After catching 50 passes for 754 yards as the Cougars’ star deep threat, Brown no longer had to beg for big-time college opportunities. Oklahoma, USC and West Virginia came calling for the four-star recruit.
He had to prove himself all over again when he joined the star-studded Sooners, led by impending Heisman winner and No. 1 overall pick Baker Mayfield. Brown didn’t arrive with blue-chip pedigree, and he still struggled to hit 150 pounds on a well-fed day.
Mayfield later joked to reporters that upon meeting Brown, he thought his teammate needed to “eat a double cheeseburger or two.”
But Oklahoma’s outside receivers coach, Dennis Simmons, had recruited Brown and felt confident he had the personality to thrive.
“I knew what we were getting,” he said. “I mean, how many kids do you know nowadays who will walk to work and then from work back to school? That right there said a lot about his character to me. Football practice is hard within itself and then to leave from there, walk to work and then keep up with your classes, all while you’re out on your own — I knew there was something different about him.”
On the field, Brown raised eyebrows during a goal-line drill at his first practice. As Simmons recalled: “There was a defensive back who had inside leverage on him, and Marquise ran a slant route and basically crossed his face on his second step, which should never happen. Everybody looked at each other like, ‘We knew this kid was fast, but damn!’ ”
Brown led Oklahoma with 1,095 receiving yards on 57 catches in his one season with Mayfield. He was even better after Kyler Murray, another burgeoning Heisman winner and No. 1 overall pick, took over at quarterback. He caught 75 passes for 1,318 yards and 10 touchdowns this past season, setting himself up to leave school a year early and become the top receiver taken in the 2019 draft.

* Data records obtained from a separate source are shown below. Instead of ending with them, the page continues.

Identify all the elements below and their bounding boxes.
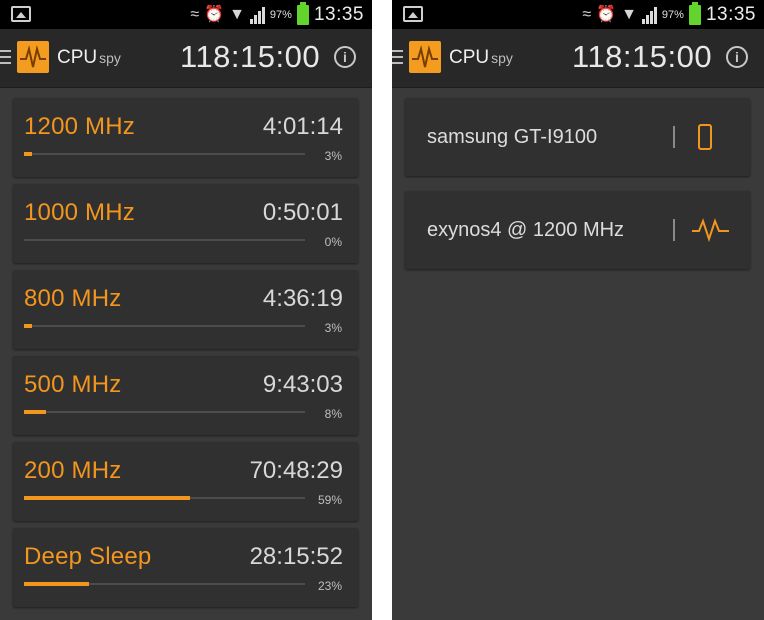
battery-percent: 97% <box>269 9 292 21</box>
state-progress-fill <box>24 324 33 328</box>
alarm-icon: ⏰ <box>596 6 617 23</box>
status-bar: ≈ ⏰ ▼ 97% 13:35 <box>392 0 764 29</box>
state-card: 1000 MHz 0:50:01 0% <box>13 184 358 263</box>
alarm-icon: ⏰ <box>204 6 225 23</box>
signal-icon <box>249 6 265 24</box>
state-time: 9:43:03 <box>262 371 343 398</box>
state-time: 28:15:52 <box>249 543 343 570</box>
cpu-wave-icon <box>692 218 729 242</box>
state-progress-fill <box>24 582 89 586</box>
state-card: 500 MHz 9:43:03 8% <box>13 356 358 435</box>
wifi-icon: ▼ <box>229 6 245 23</box>
device-model: samsung GT-I9100 <box>427 126 598 148</box>
info-icon[interactable]: i <box>334 46 356 68</box>
state-progress-track <box>24 410 305 414</box>
phone-icon <box>698 124 712 150</box>
state-frequency: 200 MHz <box>24 457 122 484</box>
battery-percent: 97% <box>661 9 684 21</box>
state-percent: 23% <box>317 579 342 593</box>
device-info-screen: ≈ ⏰ ▼ 97% 13:35 CPU spy 118:15:00 i samsu… <box>392 0 764 620</box>
app-title: CPU spy <box>449 47 513 68</box>
state-card: Deep Sleep 28:15:52 23% <box>13 528 358 607</box>
divider <box>673 126 675 148</box>
total-time: 118:15:00 <box>572 39 713 74</box>
menu-icon[interactable] <box>0 50 11 66</box>
state-time: 4:36:19 <box>262 285 343 312</box>
kernel-card[interactable]: exynos4 @ 1200 MHz <box>405 191 750 269</box>
state-time: 0:50:01 <box>262 199 343 226</box>
wifi-icon: ▼ <box>621 6 637 23</box>
state-progress-track <box>24 582 305 586</box>
clock: 13:35 <box>705 4 756 25</box>
state-progress-track <box>24 152 305 156</box>
state-list: 1200 MHz 4:01:14 3% 1000 MHz 0:50:01 0% … <box>13 98 358 614</box>
state-progress-fill <box>24 410 47 414</box>
state-progress-track <box>24 324 305 328</box>
state-frequency: 800 MHz <box>24 285 122 312</box>
divider <box>673 219 675 241</box>
app-title: CPU spy <box>57 47 121 68</box>
state-frequency: Deep Sleep <box>24 543 152 570</box>
battery-icon <box>688 2 701 25</box>
info-icon[interactable]: i <box>726 46 748 68</box>
device-card[interactable]: samsung GT-I9100 <box>405 98 750 176</box>
state-progress-track <box>24 239 305 241</box>
action-bar: CPU spy 118:15:00 i <box>392 29 764 88</box>
state-percent: 8% <box>324 407 342 421</box>
signal-icon <box>641 6 657 24</box>
state-card: 200 MHz 70:48:29 59% <box>13 442 358 521</box>
state-frequency: 1200 MHz <box>24 113 135 140</box>
cpu-states-screen: ≈ ⏰ ▼ 97% 13:35 CPU spy 118:15:00 i 1200 … <box>0 0 372 620</box>
muted-icon: ≈ <box>582 6 592 23</box>
state-card: 1200 MHz 4:01:14 3% <box>13 98 358 177</box>
state-progress-fill <box>24 152 33 156</box>
app-logo-icon[interactable] <box>17 41 49 73</box>
muted-icon: ≈ <box>190 6 200 23</box>
state-frequency: 1000 MHz <box>24 199 135 226</box>
action-bar: CPU spy 118:15:00 i <box>0 29 372 88</box>
state-card: 800 MHz 4:36:19 3% <box>13 270 358 349</box>
state-percent: 3% <box>324 321 342 335</box>
image-icon <box>403 6 423 22</box>
state-percent: 3% <box>324 149 342 163</box>
state-time: 4:01:14 <box>262 113 343 140</box>
app-logo-icon[interactable] <box>409 41 441 73</box>
status-bar: ≈ ⏰ ▼ 97% 13:35 <box>0 0 372 29</box>
image-icon <box>11 6 31 22</box>
state-percent: 59% <box>317 493 342 507</box>
battery-icon <box>296 2 309 25</box>
clock: 13:35 <box>313 4 364 25</box>
total-time: 118:15:00 <box>180 39 321 74</box>
state-frequency: 500 MHz <box>24 371 122 398</box>
state-progress-track <box>24 496 305 500</box>
state-percent: 0% <box>324 235 342 249</box>
state-time: 70:48:29 <box>249 457 343 484</box>
kernel-info: exynos4 @ 1200 MHz <box>427 219 625 241</box>
state-progress-fill <box>24 496 190 500</box>
menu-icon[interactable] <box>392 50 403 66</box>
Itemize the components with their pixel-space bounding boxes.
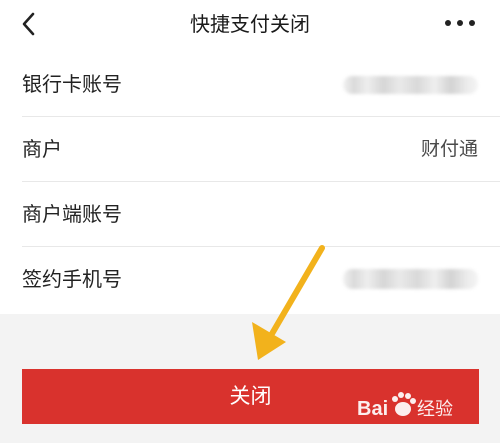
watermark: Bai 经验 bbox=[357, 392, 453, 420]
row-merchant-account: 商户端账号 bbox=[0, 182, 500, 247]
svg-text:Bai: Bai bbox=[357, 398, 388, 420]
row-value: 财付通 bbox=[420, 138, 478, 160]
row-label: 商户端账号 bbox=[22, 202, 122, 226]
nav-bar: 快捷支付关闭 bbox=[0, 0, 500, 52]
row-merchant: 商户 财付通 bbox=[0, 117, 500, 182]
baidu-paw-icon bbox=[392, 392, 416, 416]
more-horizontal-icon[interactable] bbox=[443, 17, 477, 29]
info-list: 银行卡账号 商户 财付通 商户端账号 签约手机号 bbox=[0, 52, 500, 314]
row-bank-card-number: 银行卡账号 bbox=[0, 52, 500, 117]
svg-text:经验: 经验 bbox=[417, 399, 453, 420]
masked-value bbox=[343, 269, 478, 289]
masked-value bbox=[343, 76, 478, 94]
row-label: 银行卡账号 bbox=[22, 72, 122, 96]
row-signed-phone: 签约手机号 bbox=[0, 247, 500, 312]
row-label: 商户 bbox=[22, 137, 62, 161]
page-title: 快捷支付关闭 bbox=[190, 12, 310, 36]
row-label: 签约手机号 bbox=[22, 267, 122, 291]
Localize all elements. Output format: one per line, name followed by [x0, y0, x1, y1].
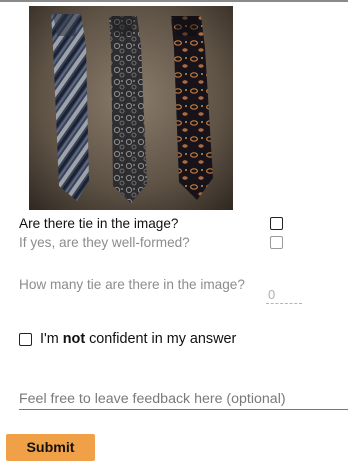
tie-present-checkbox[interactable] — [270, 217, 283, 230]
feedback-input[interactable] — [19, 388, 348, 410]
top-divider — [0, 0, 348, 2]
question-well-formed: If yes, are they well-formed? — [19, 235, 190, 250]
submit-button[interactable]: Submit — [6, 434, 95, 461]
not-confident-checkbox[interactable] — [19, 333, 32, 346]
image-under-review — [29, 6, 233, 210]
question-tie-present: Are there tie in the image? — [19, 216, 179, 231]
not-confident-label: I'm not confident in my answer — [40, 331, 237, 347]
question-tie-count: How many tie are there in the image? — [19, 277, 245, 292]
tie-count-input[interactable] — [266, 286, 302, 304]
well-formed-checkbox[interactable] — [270, 236, 283, 249]
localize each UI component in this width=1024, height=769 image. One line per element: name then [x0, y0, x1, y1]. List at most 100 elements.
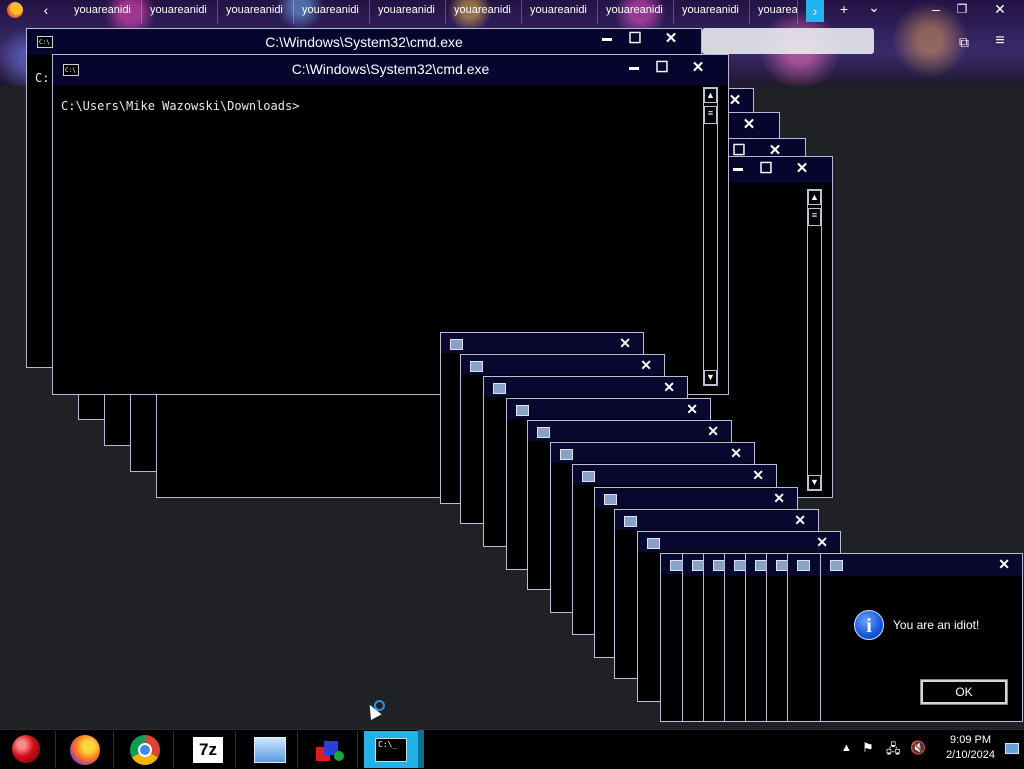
browser-close-button[interactable]: ✕: [992, 0, 1008, 18]
close-button[interactable]: ✕: [661, 30, 681, 48]
close-button[interactable]: ✕: [773, 489, 785, 507]
firefox-icon: [70, 735, 100, 765]
taskbar-app-cmd[interactable]: C:\_: [364, 731, 420, 768]
7zip-icon: 7z: [193, 737, 223, 763]
taskbar-app-paint[interactable]: [302, 731, 358, 768]
browser-maximize-button[interactable]: ❐: [954, 0, 970, 18]
new-tab-button[interactable]: +: [836, 0, 852, 18]
information-icon: i: [854, 610, 884, 640]
volume-muted-icon[interactable]: 🔇: [910, 740, 926, 756]
browser-tab[interactable]: youareanidi: [142, 0, 218, 24]
minimize-button[interactable]: ▬: [624, 59, 644, 77]
dialog-icon: [647, 538, 660, 549]
vertical-scrollbar[interactable]: ▲ ≡ ▼: [807, 189, 822, 491]
taskbar-app-chrome[interactable]: [118, 731, 174, 768]
browser-address-bar[interactable]: [702, 28, 874, 54]
tab-scroll-right-button[interactable]: ›: [806, 0, 824, 22]
dialog-icon: [493, 383, 506, 394]
dialog-titlebar[interactable]: ✕: [441, 333, 643, 353]
dialog-titlebar[interactable]: ✕: [573, 465, 776, 485]
taskbar-app-ornament[interactable]: [0, 731, 56, 768]
browser-tab[interactable]: youareanidi: [218, 0, 294, 24]
scroll-down-button[interactable]: ▼: [808, 475, 821, 490]
console-prompt[interactable]: C:\Users\Mike Wazowski\Downloads>: [61, 99, 299, 113]
close-button[interactable]: ✕: [794, 511, 806, 529]
dialog-icon: [516, 405, 529, 416]
action-center-flag-icon[interactable]: ⚑: [862, 740, 874, 756]
console-text: C:: [35, 71, 50, 85]
vertical-scrollbar[interactable]: ▲ ≡ ▼: [703, 87, 718, 386]
clock-time: 9:09 PM: [950, 734, 992, 746]
christmas-ornament-icon: [12, 735, 40, 763]
paint-shapes-icon: [316, 739, 346, 763]
dialog-icon: [830, 560, 843, 571]
dialog-titlebar[interactable]: ✕: [638, 532, 840, 552]
browser-tab[interactable]: youarea: [750, 0, 798, 24]
message-text: You are an idiot!: [893, 618, 980, 632]
dialog-titlebar[interactable]: ✕: [551, 443, 754, 463]
network-icon[interactable]: 🖧: [886, 740, 901, 762]
close-button[interactable]: ✕: [619, 334, 631, 352]
show-desktop-button[interactable]: [1005, 743, 1019, 754]
browser-tab[interactable]: youareanidi: [294, 0, 370, 24]
taskbar-divider: [418, 730, 424, 768]
close-button[interactable]: ✕: [640, 356, 652, 374]
close-button[interactable]: ✕: [688, 59, 708, 77]
ok-button[interactable]: OK: [920, 679, 1008, 705]
close-button[interactable]: ✕: [730, 444, 742, 462]
browser-tab[interactable]: youareanidi: [446, 0, 522, 24]
chrome-icon: [130, 735, 160, 765]
show-hidden-icons-icon[interactable]: ▲: [841, 742, 852, 754]
minimize-button[interactable]: ▬: [597, 30, 617, 48]
browser-tab[interactable]: youareanidi: [674, 0, 750, 24]
minimize-button[interactable]: ▬: [728, 160, 748, 178]
close-button[interactable]: ✕: [686, 400, 698, 418]
dialog-icon: [582, 471, 595, 482]
dialog-titlebar[interactable]: ✕: [507, 399, 710, 419]
system-clock[interactable]: 9:09 PM 2/10/2024: [946, 733, 995, 763]
dialog-icon: [560, 449, 573, 460]
browser-tab[interactable]: youareanidi: [598, 0, 674, 24]
dialog-titlebar[interactable]: ✕: [484, 377, 687, 397]
scroll-thumb[interactable]: ≡: [808, 208, 821, 226]
titlebar[interactable]: C:\ C:\Windows\System32\cmd.exe ▬ ☐ ✕: [53, 55, 728, 85]
taskbar-app-7zip[interactable]: 7z: [180, 731, 236, 768]
close-button[interactable]: ✕: [739, 116, 759, 134]
taskbar-app-control-panel[interactable]: [242, 731, 298, 768]
dialog-titlebar[interactable]: ✕: [528, 421, 731, 441]
dialog-titlebar[interactable]: ✕: [821, 554, 1022, 576]
maximize-button[interactable]: ☐: [756, 160, 776, 178]
close-button[interactable]: ✕: [663, 378, 675, 396]
taskbar-app-firefox[interactable]: [58, 731, 114, 768]
browser-tab[interactable]: youareanidi: [370, 0, 446, 24]
tab-scroll-left-icon[interactable]: ‹: [38, 1, 54, 19]
titlebar[interactable]: C:\ C:\Windows\System32\cmd.exe ▬ ☐ ✕: [27, 29, 701, 55]
scroll-thumb[interactable]: ≡: [704, 106, 717, 124]
firefox-icon[interactable]: [7, 2, 23, 18]
scroll-up-button[interactable]: ▲: [808, 190, 821, 205]
tab-list-button[interactable]: ⌄: [866, 0, 882, 16]
maximize-button[interactable]: ☐: [652, 59, 672, 77]
browser-tab[interactable]: youareanidi: [522, 0, 598, 24]
close-button[interactable]: ✕: [752, 466, 764, 484]
scroll-up-button[interactable]: ▲: [704, 88, 717, 103]
close-button[interactable]: ✕: [792, 160, 812, 178]
clock-date: 2/10/2024: [946, 749, 995, 761]
menu-icon[interactable]: ≡: [992, 32, 1008, 50]
dialog-titlebar[interactable]: ✕: [461, 355, 664, 375]
browser-minimize-button[interactable]: –: [928, 0, 944, 18]
scroll-down-button[interactable]: ▼: [704, 370, 717, 385]
close-button[interactable]: ✕: [998, 555, 1010, 573]
dialog-icon: [470, 361, 483, 372]
dialog-icon: [450, 339, 463, 350]
close-button[interactable]: ✕: [707, 422, 719, 440]
extensions-icon[interactable]: ⧉: [956, 33, 972, 51]
cmd-icon: C:\_: [375, 738, 407, 762]
dialog-titlebar[interactable]: ✕: [595, 488, 797, 508]
message-box: ✕ i You are an idiot! OK: [820, 553, 1023, 722]
dialog-titlebar[interactable]: ✕: [615, 510, 818, 530]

Murray was struck not just by Brown’s initial burst off the line but by his uncanny ability to continue widening his separation from a pursuing defender.
He told Bleacher Report he might beat his top receiver in a 40-yard dash (which Brown did not run at the NFL scouting combine because of a Lisfranc injury to his foot that will likely keep him out until training camp). “After that, forget it,” Murray said. “He’s running away from everyone.”
Brown is not a one-trick vertical threat. With help from his famous cousin — delivered during invitation-only sessions outside Antonio Brown’s Florida mansion — he’s added subtleties to his craft. He’s just as great a threat to catch a short pass and break loose as he is to streak past a cornerback on the outside.
Analysts such as Daniel Jeremiah of the NFL Network have suggested Brown is exactly the type of receiver Jackson needs to open up his passing game.
“It changes everything,” said Ravens offensive coordinator Greg Roman.
Beyond Brown’s game tape, DeCosta was charmed by the receiver’s competitive spirit when they met in the general manager’s office the week before the draft. DeCosta is also a scrapper who had to work his way into the NFL from an unusual, small-college angle. And in those face-to-face moments, the implications of Brown’s life story hit home with him.
“I do this test with the players that come into my office,” DeCosta recalled. “It’s just a game, and most of the guys sit down when they do it, and he stood up. He asked me if he could stand up, and that kind of resonated with me, because I would do the same thing, because you get really into it. He just didn’t feel comfortable sitting. So he stood up.”